Dann übergab er sich, fast trocken, auf den Boden der U-Bahn-Station. Er schrie das Plastik an, die Kotze sah aus wie auseinanderbröckelnder Bauschaum. Ein anderer Mann gab ihm unaufgefordert einen Euro.
Den Apfelsaft, den Thorsten sich davon kaufte, erbrach er sofort wieder, als er die Treppe hochstieg. Schade, dachte er und wankte weiter in ein stadtbekanntes Nachtcafé und dort zur Toilette, um aus dem Wasserhahn zu trinken. Das Leitungswasser löschte den Brand. Dafür erfasste sofort eine unheimliche Müdigkeit seinen Körper. Im Café tanzte er noch ein wenig; sah nicht mehr, wer ihm gegenüberstand; reckte den Zeigefinger in die Höhe.

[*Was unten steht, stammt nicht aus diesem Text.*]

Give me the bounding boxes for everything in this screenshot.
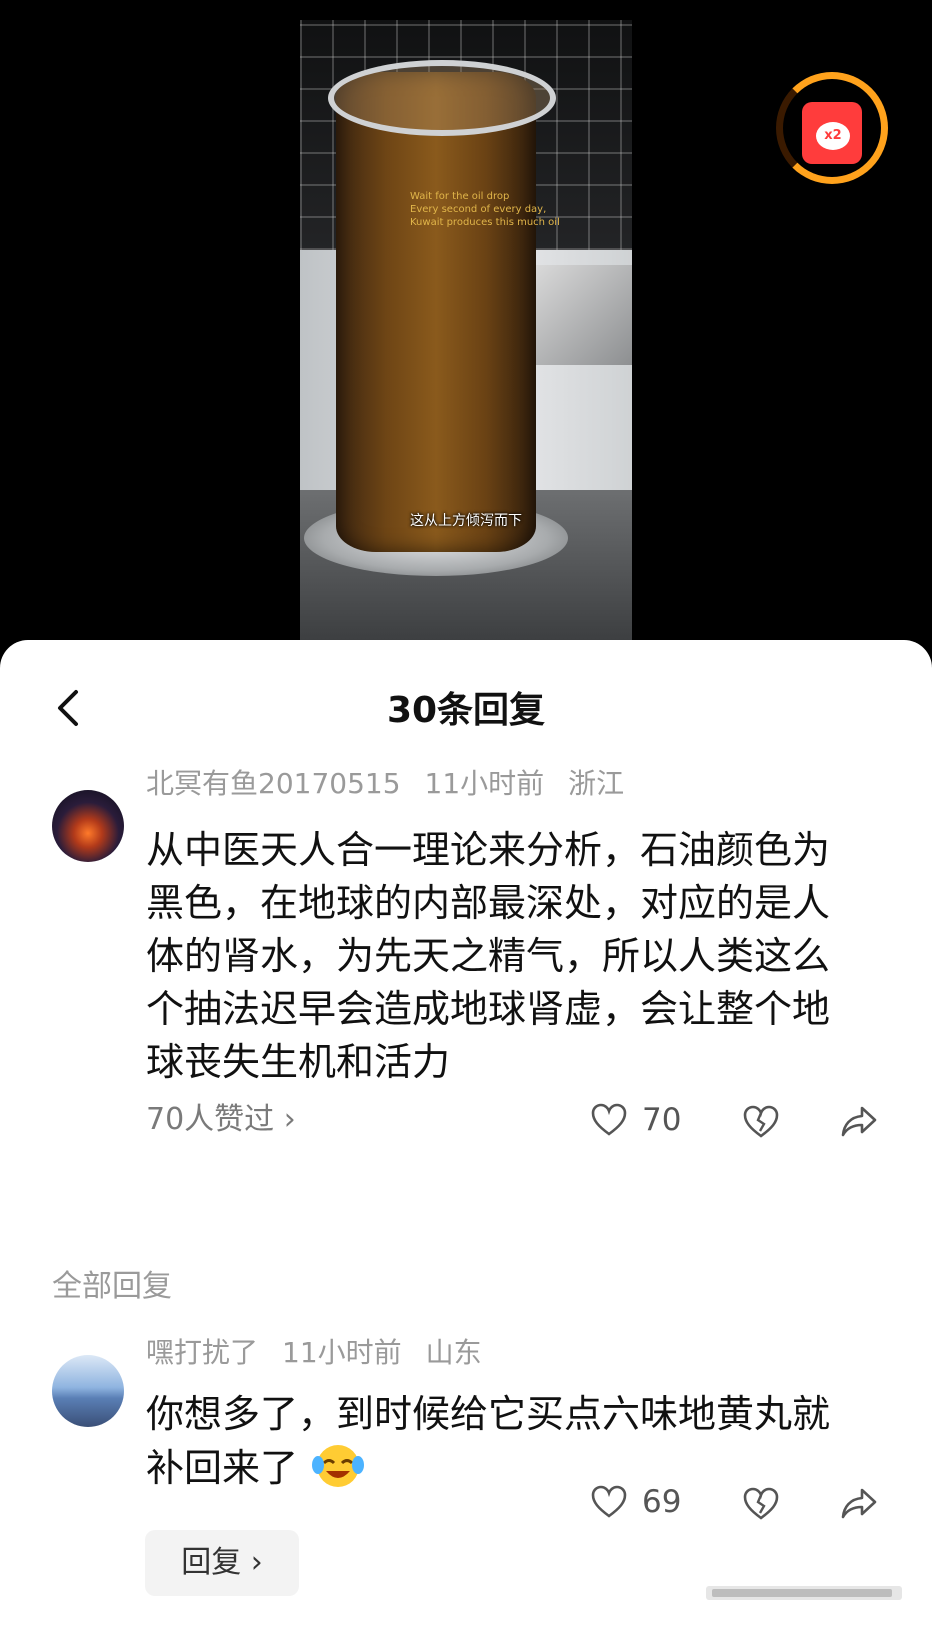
cylinder-caption-line2: Every second of every day,	[410, 204, 547, 215]
comment-meta: 北冥有鱼20170515 11小时前 浙江	[146, 766, 648, 802]
likers-link[interactable]: 70人赞过 ›	[146, 1100, 296, 1140]
username[interactable]: 嘿打扰了	[146, 1336, 258, 1369]
like-button[interactable]: 70	[590, 1102, 681, 1138]
comment-text: 从中医天人合一理论来分析，石油颜色为黑色，在地球的内部最深处，对应的是人体的肾水…	[146, 828, 831, 1084]
location: 山东	[425, 1336, 482, 1369]
reply-button[interactable]: 回复 ›	[145, 1530, 299, 1596]
red-packet-widget[interactable]: x2	[776, 72, 888, 204]
dislike-button[interactable]	[742, 1486, 780, 1522]
cylinder-top-ring	[328, 60, 556, 136]
share-icon	[841, 1106, 877, 1137]
share-button[interactable]	[840, 1104, 878, 1140]
reply-text: 你想多了，到时候给它买点六味地黄丸就补回来了	[146, 1392, 831, 1490]
like-count: 70	[642, 1102, 682, 1138]
share-icon	[841, 1488, 877, 1519]
heart-icon	[591, 1103, 627, 1136]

Zwischen den letzten sich findenden Paaren und ein paar düsteren Einzelgängern schlief er schließlich in einer dunklen Ecke ein, vielleicht beobachtet, vielleicht unsichtbar, während eine zärtliche Männerstimme ihm noch einen Ratschlag mitgab: Watch out, the world’s behind you. Ja, murmelte Thorsten, jaja. Ich weiß schon Bescheid.